Daoudabougou, un quartier sis en commune V du District de Bamako, un immeuble R+4 s’est effondré pendant que les travaux de bétonnage se poursuivaient, le dimanche 22 mars, aux environs de 17 heures, faisant de nombreuses victimes.
L’immeuble en question se trouvait en face de Orange Fasso Kanu, à quelques mètres du siège de l’Ambassade d’Algérie au Mali. L’incendie s’est produit au moment où plus de quarante (40) ouvriers procédaient au bétonnage. Selon les témoignages provenant d’un ouvrier qui était présent au moment du drame, une quarantaine de personnes se trouvaient sur le chantier lors de l’effondrement. Plusieurs seraient coincées sous les décombres, dont le maçon principal, un ami à lui et un proche du propriétaire de l’immeuble. « J’étais près de la machine à béton au moment du drame. On était au nombre de quarante ouvriers venus pour le bétonnage. Presque tout le monde est sorti, excepté le maçon principal, un ami à lui et un proche du propriétaire de l’immeuble », a révélé Daouda Poma dans une vidéo, affirmant que tous les ouvriers ont pu sortir. « Certains sont sortis avec des pieds cassés, d’autres avec des bras fracturés. Ils ont été tous évacués à l’hôpital », a confirmé cet ouvrier qui était chargé de mettre du ciment à la bétonnière au moment du drame.
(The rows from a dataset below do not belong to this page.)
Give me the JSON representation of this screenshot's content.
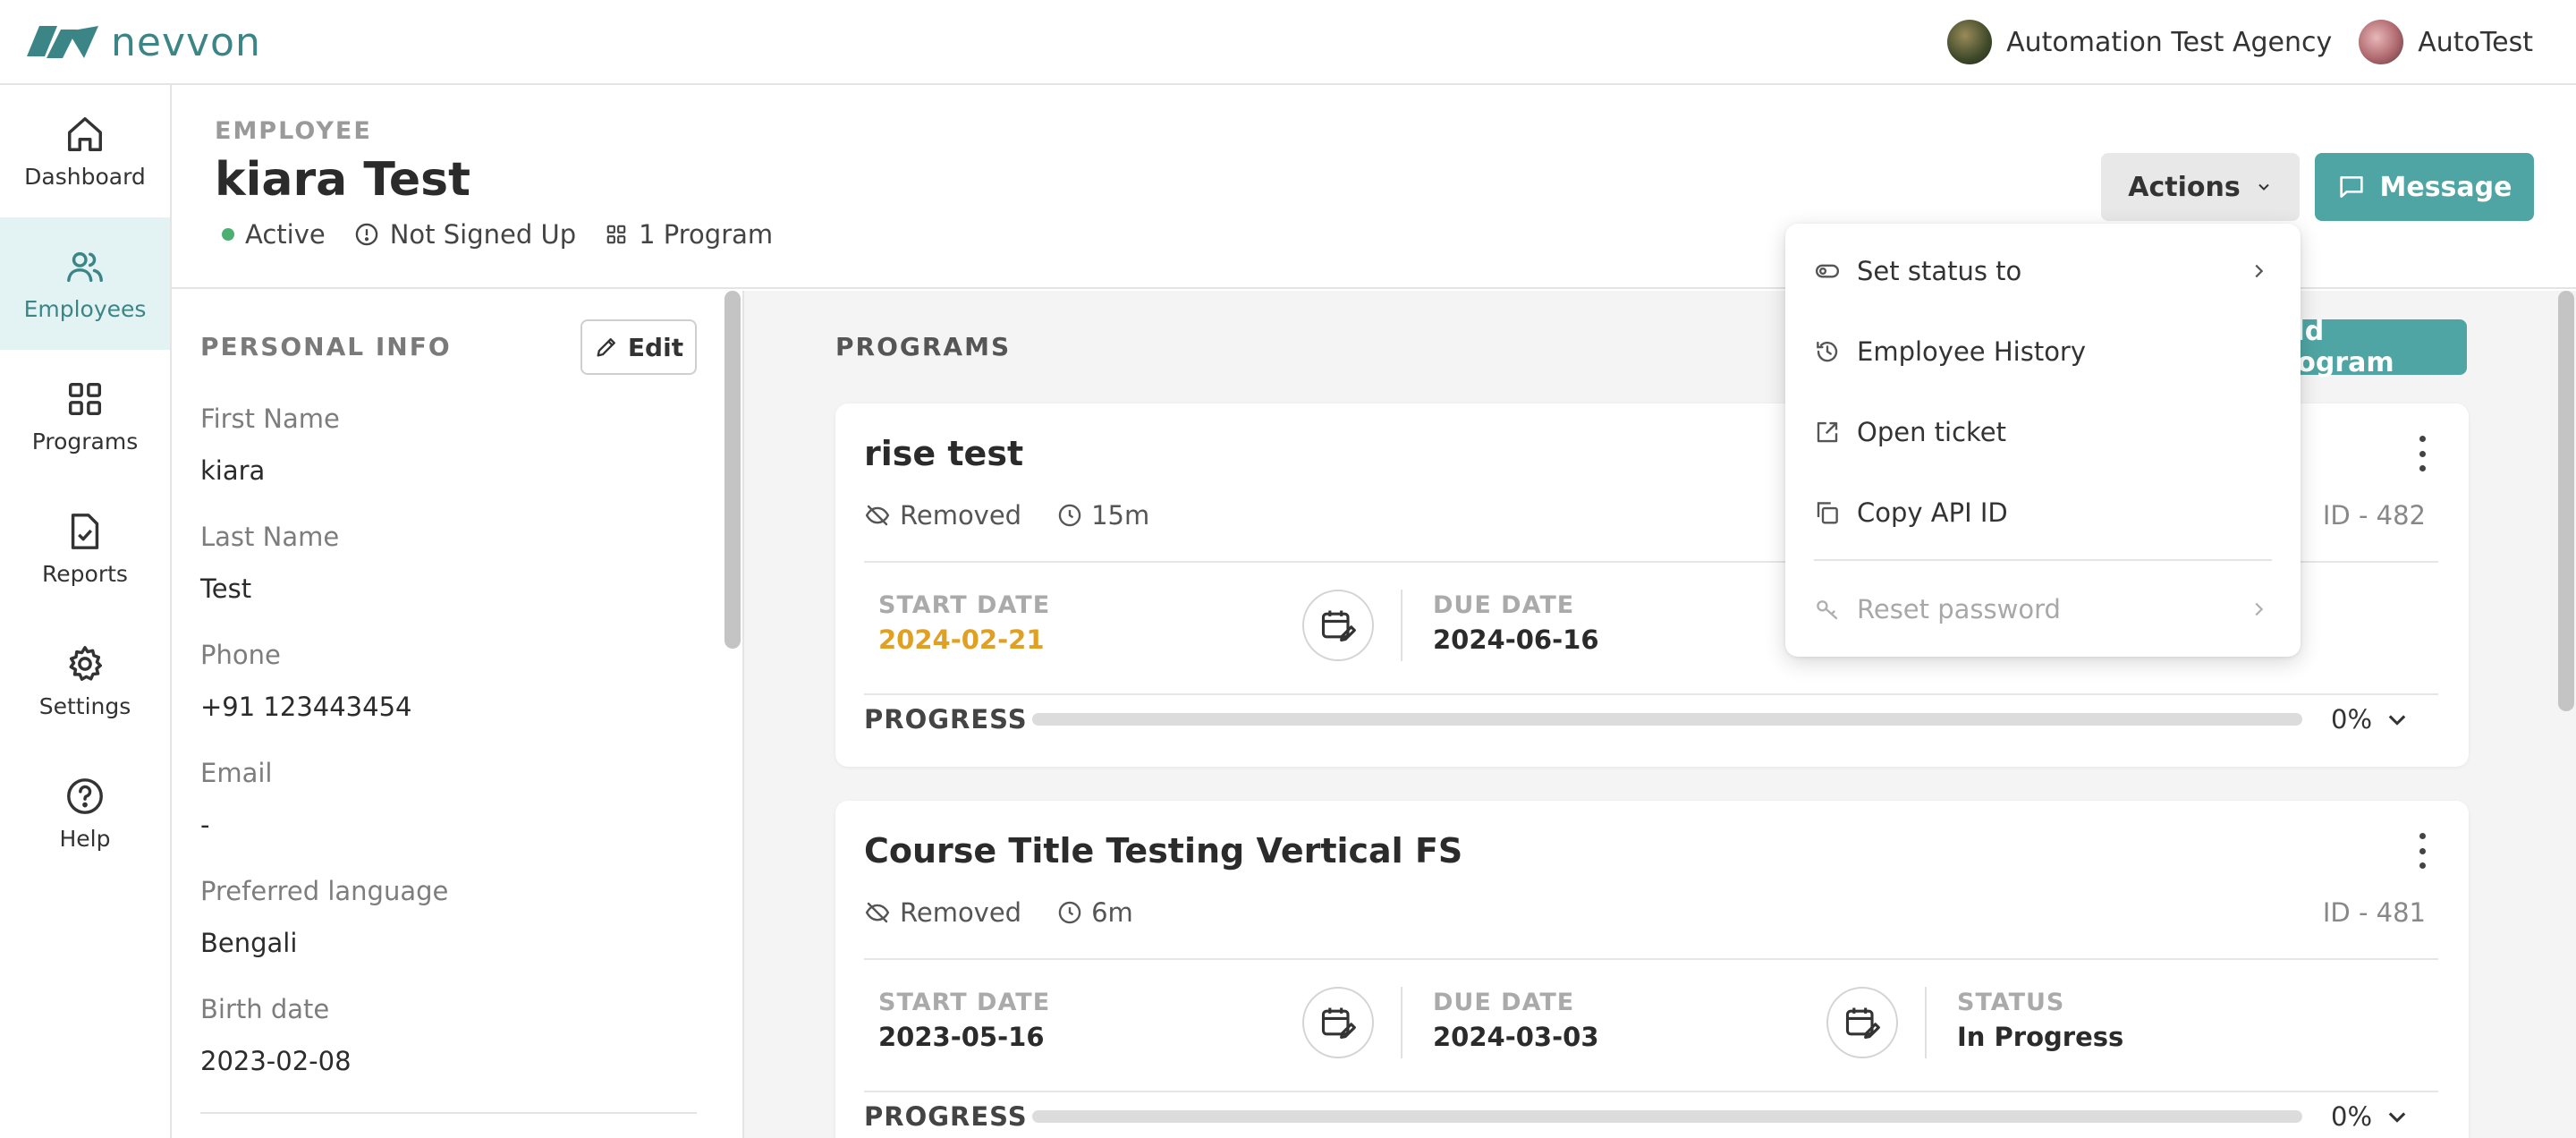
{
  "app": {
    "brand": "nevvon",
    "agency": "Automation Test Agency",
    "user": "AutoTest",
    "accent_color": "#4fa5a3"
  },
  "sidebar": {
    "items": [
      {
        "label": "Dashboard",
        "icon": "home-icon",
        "active": false
      },
      {
        "label": "Employees",
        "icon": "users-icon",
        "active": true
      },
      {
        "label": "Programs",
        "icon": "grid-icon",
        "active": false
      },
      {
        "label": "Reports",
        "icon": "report-icon",
        "active": false
      },
      {
        "label": "Settings",
        "icon": "gear-icon",
        "active": false
      },
      {
        "label": "Help",
        "icon": "help-icon",
        "active": false
      }
    ]
  },
  "header": {
    "eyebrow": "EMPLOYEE",
    "name": "kiara Test",
    "status": "Active",
    "signup": "Not Signed Up",
    "programs_count": "1 Program",
    "actions_label": "Actions",
    "message_label": "Message"
  },
  "personal_info": {
    "title": "PERSONAL INFO",
    "edit_label": "Edit",
    "fields": [
      {
        "label": "First Name",
        "value": "kiara"
      },
      {
        "label": "Last Name",
        "value": "Test"
      },
      {
        "label": "Phone",
        "value": "+91 123443454"
      },
      {
        "label": "Email",
        "value": "-"
      },
      {
        "label": "Preferred language",
        "value": "Bengali"
      },
      {
        "label": "Birth date",
        "value": "2023-02-08"
      }
    ]
  },
  "programs": {
    "title": "PROGRAMS",
    "add_label": "Add program",
    "cards": [
      {
        "title": "rise test",
        "visibility": "Removed",
        "duration": "15m",
        "id": "ID - 482",
        "start_label": "START DATE",
        "start_date": "2024-02-21",
        "start_color": "#e0a023",
        "due_label": "DUE DATE",
        "due_date": "2024-06-16",
        "progress_label": "PROGRESS",
        "progress_pct": "0%",
        "progress_value": 0
      },
      {
        "title": "Course Title Testing Vertical FS",
        "visibility": "Removed",
        "duration": "6m",
        "id": "ID - 481",
        "start_label": "START DATE",
        "start_date": "2023-05-16",
        "start_color": "#2b2b2b",
        "due_label": "DUE DATE",
        "due_date": "2024-03-03",
        "status_label": "STATUS",
        "status_value": "In Progress",
        "progress_label": "PROGRESS",
        "progress_pct": "0%",
        "progress_value": 0
      }
    ]
  },
  "actions_menu": {
    "items": [
      {
        "label": "Set status to",
        "icon": "toggle-icon",
        "submenu": true,
        "disabled": false
      },
      {
        "label": "Employee History",
        "icon": "history-icon",
        "submenu": false,
        "disabled": false
      },
      {
        "label": "Open ticket",
        "icon": "external-link-icon",
        "submenu": false,
        "disabled": false
      },
      {
        "label": "Copy API ID",
        "icon": "copy-icon",
        "submenu": false,
        "disabled": false
      },
      {
        "label": "Reset password",
        "icon": "key-icon",
        "submenu": true,
        "disabled": true
      }
    ]
  }
}
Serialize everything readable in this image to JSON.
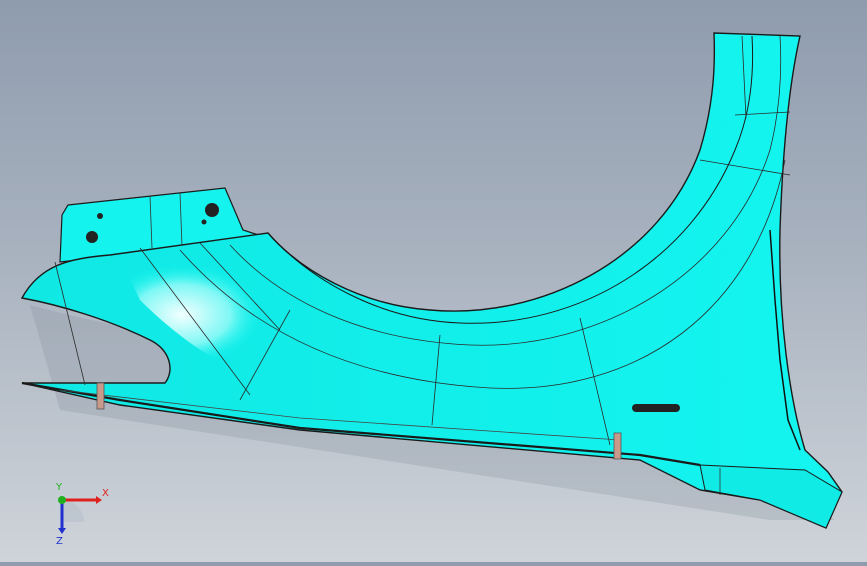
{
  "viewport": {
    "background_top": "#8f9cae",
    "background_bottom": "#cfd4da",
    "part_color": "#13f3ee",
    "part_highlight": "#e8ffff",
    "edge_color": "#1a1a1a"
  },
  "triad": {
    "x_label": "X",
    "y_label": "Y",
    "z_label": "Z",
    "x_color": "#e0201f",
    "y_color": "#20b020",
    "z_color": "#2030d0"
  }
}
Selon un des voisins, les normes prévues pour la construction d’un immeuble n’ont pas été simplement respectées. En la matière, le colonel sapeur-pompier Cheick Fantamady Koné signalait ceci, « nous avons été alertés à 19heures 20 précises. Nous avons déployé des moyens qu’il faut à partir de 19heures 20 ». Et le directeur général adjoint de la Protection civile de rassurer que les premières victimes aient été rapidement prises en charge par les agents.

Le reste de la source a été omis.